İlk salonunuza dönelim. İlk çalıştığınız yerden nasıl ayrıldınız? Ustanızın rızasını aldınız mı?

Erdem Kıramer: Askerden döndüğümde çok yoğun çalışmaya başladım ve diğer dükkanlardan ortaklık teklifleri gelmeye başladı. Rahmetli Şükrü Kaya, Mehmet&Hüseyin’den – ki o zaman Hüseyin henüz ortada yoktu, benden çok gençtir- Mehmet Ağabey beni ortak etmek istediler. Ben, hep patronumdan bir ses bekledim. Patronum da çok gururlu, tek çalışmayı seven, ama çok iyi bir insandı. O zaman “bir dükkan açabilir miyim?” diye düşünüyordum. Belli bir para birikmişti ve o parayla aileme ev mi alsam, yoksa dükkan mı açsam diye düşünürken, dükkanı açtım. Kazandığım parayla da ilk işim aileme ev almak oldu. Dükkanı buldum, ama patronum “burada kal, ortak ol” dese kalacağım. O zaman Büyükada’da yazlık dükkanı vardı ve orada patronuma bir Cumartesi günü “dükkan açmaya karar verdim ağabey” dedim. “Hayırlı olsun” dedi. İki çırağımı yanıma alıp alamayacağımı sorduğumda, “onlar senin yetiştirdiğin çocuklar, alabilirsin. Dükkanı tutana kadar da istediğin kadar çalış, rızamı da alıyorsun, daha ne olsun?” dedi ve elini öptüm. Bir ay daha çalışmaya devam ettim. O şekilde ilk dükkanımı açtım.

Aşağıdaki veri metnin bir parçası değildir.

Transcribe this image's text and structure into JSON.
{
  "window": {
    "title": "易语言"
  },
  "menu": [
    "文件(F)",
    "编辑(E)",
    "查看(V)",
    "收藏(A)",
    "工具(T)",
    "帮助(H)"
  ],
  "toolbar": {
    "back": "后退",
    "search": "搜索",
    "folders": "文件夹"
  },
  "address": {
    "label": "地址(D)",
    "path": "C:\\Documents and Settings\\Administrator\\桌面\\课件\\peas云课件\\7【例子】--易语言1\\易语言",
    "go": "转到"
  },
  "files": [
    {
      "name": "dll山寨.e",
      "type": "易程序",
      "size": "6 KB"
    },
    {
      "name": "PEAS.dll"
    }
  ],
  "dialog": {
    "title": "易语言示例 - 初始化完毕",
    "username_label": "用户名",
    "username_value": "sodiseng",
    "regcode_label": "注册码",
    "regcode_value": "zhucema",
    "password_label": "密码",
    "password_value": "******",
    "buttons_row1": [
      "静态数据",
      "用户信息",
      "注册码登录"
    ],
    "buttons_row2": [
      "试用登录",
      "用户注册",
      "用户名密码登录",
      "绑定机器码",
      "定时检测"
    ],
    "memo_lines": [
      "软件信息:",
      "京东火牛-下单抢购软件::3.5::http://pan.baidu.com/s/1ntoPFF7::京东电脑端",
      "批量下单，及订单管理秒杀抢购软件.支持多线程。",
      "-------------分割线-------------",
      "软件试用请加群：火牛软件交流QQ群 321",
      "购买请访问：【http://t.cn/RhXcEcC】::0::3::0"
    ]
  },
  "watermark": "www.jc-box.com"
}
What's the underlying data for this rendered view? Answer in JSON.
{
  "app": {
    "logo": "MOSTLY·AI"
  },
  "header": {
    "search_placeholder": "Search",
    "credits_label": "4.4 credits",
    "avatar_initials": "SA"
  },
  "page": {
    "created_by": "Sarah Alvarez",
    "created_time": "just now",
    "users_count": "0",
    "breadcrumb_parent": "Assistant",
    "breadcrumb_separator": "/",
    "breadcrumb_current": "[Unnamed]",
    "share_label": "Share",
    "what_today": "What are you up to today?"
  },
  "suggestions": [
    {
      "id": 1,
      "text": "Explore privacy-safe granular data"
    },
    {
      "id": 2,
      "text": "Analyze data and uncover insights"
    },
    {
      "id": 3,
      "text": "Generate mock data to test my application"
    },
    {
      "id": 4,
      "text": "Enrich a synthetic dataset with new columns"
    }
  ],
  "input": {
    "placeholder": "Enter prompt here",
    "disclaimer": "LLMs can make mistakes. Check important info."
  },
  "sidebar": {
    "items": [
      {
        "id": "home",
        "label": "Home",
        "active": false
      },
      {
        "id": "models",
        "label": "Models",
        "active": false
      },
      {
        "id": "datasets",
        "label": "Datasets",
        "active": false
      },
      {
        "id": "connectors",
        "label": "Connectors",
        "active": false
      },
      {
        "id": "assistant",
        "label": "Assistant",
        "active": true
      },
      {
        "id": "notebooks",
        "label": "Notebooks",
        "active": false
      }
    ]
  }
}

Ustam, çok gururlu ve çok iyi bir insandı, ama ticareti çok iyi bilmiyordu.  Gururundan ortaklık da teklif etmeyince, kendi salonumu açtım.

Geçenlerde, mesleği bırakmış bir meslektaşım organize etti; herkesi toplayıp bir yemek yedik. Orada şunu söyledim: Herkesle oturur karşılıklı yemek yerim, ama herkes benimle oturamaz, çünkü maalesef bu meslekte çok ihanete uğradım. Kimseye yanlış yapmadım, hiç kimseye bir borcum yok. Bugün Erdem Kıramer, çalıştığı insanlara ortaklık veriyor. Bir kuruş almadan hisselerini çalışarak ödüyorlar, ama bazı arkadaşlar, maalesef resmen ihanet ettiler. Benimle çalışanlar arasında bana ihanet eden, beni bırakıp, arkamdan iş çevirip giden çok oldu.

Öte yandan, yetiştirdiklerim arasında rızamı almış, çok sevdiğim, iyi bir şekilde ayrıldığım, dostluğumun sürdüğü isimler de var. Örneğin; Hakan Köse halâ baba deyip elimi öper, ara sıra ona giderim. Mesleği bırakmış, benden ayrılmış, sonra yürütememiş kişiler var ya da başka yerlerde salonları olan görüştüğüm insanlar da az değil. Çok güzel bir laf vardır; sizi öldürmeyen acı güçlendirir. Ben her zaman daha da güçlendim. Bu, benim karakterimle alakalı değil bence, daha çok yukarıdakinin ilahi takdiri. Eskiler “bu meslek, 50 yaşından sonra yapılmaz” derlerdi.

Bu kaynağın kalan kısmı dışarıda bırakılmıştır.